Si era ormai slacciato la camicia, e il suo petto abbronzato bruciava sotto la luce calda delle candele. Mi sembrava di sentirne il calore, proprio sulle punte delle dita.

"Non ti sarai fatta ingannare da lui, principessa?"

"Ingannare da lui?" Ripetei, sconcertata, tenendo il viso alto verso di lui, sfidando il suo sguardo. "Sono stata allevata dagli angeli: non basta un bel faccino per farmi cedere."
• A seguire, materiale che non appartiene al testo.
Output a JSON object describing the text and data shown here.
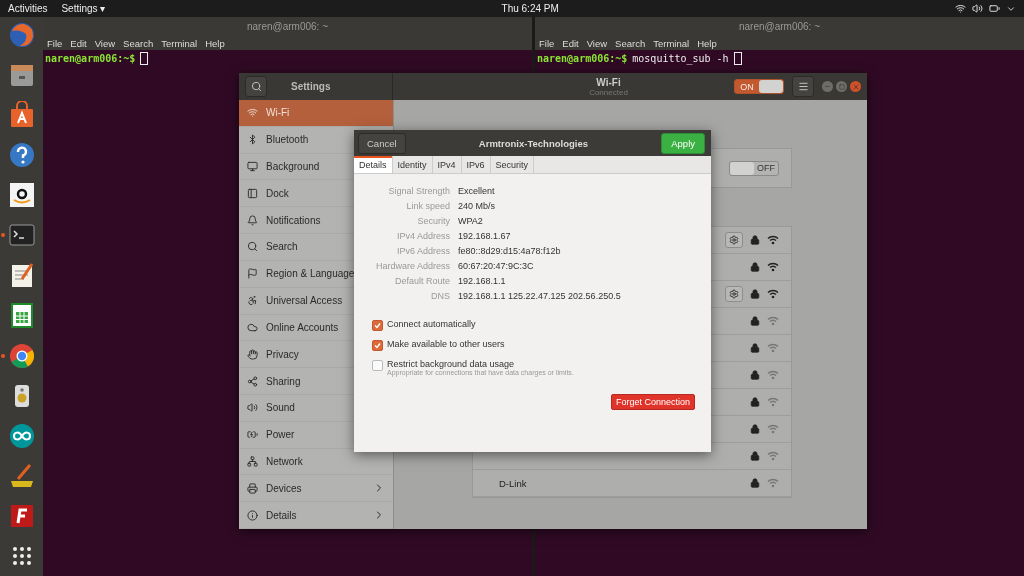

"Oh, davvero?" Il demone sorrise, ammiccante. Sentii i suoi fianchi sfiorare le mie cosce mentre, lentamente, avvicinava il suo corpo al mio, sporgendosi verso di me. Per un attimo, mi sembrò di sentire l'ombra dei suoi polpastrelli alla base della mia schiena.

Fu un solo momento, e Aima mi tirò con violenza a sé, facendo scontrare il mio petto col suo. Trattenni il respiro per la sorpresa, e subito posai le mani sul suo ventre, allontanandolo di nuovo.

"Idiota," sputai, velenosa, ma questo lo fece solo ridere.

"Ivar è stato trasformato in un vampiro tramite un veleno distillato dal sangue di demone, così come i licantropi nascono da quello estratto dagli angeli. In realtà, l'estrema attrazione che crea è un effetto collaterale che non contavamo di contemplare, così come l'insopportabile obbedienza nei lupi - quella, però, credo che agli angeli faccia più che piacere."

"Non ho fatto sesso con Ivar," puntualizzai, così da essere certa che il messaggio fosse stato recepito. "Il letto era già occupato."

Il demone alzò un sopracciglio, confuso. "Come?"

Io mi limitai ad alzare gli occhi, e lui sembrò capire. "Oh, fantastico. Facciamo che ora mi lavo e poi cerchiamo una nuova stanza?"

Prese dall'armadio dei vestiti puliti, accennandomi un piccolo sorriso. A vederlo così, quasi amichevole, faceva sembrare strano pensare che, alle spalle di tutti, Aima stesse celando degli affari con la fazione angelica.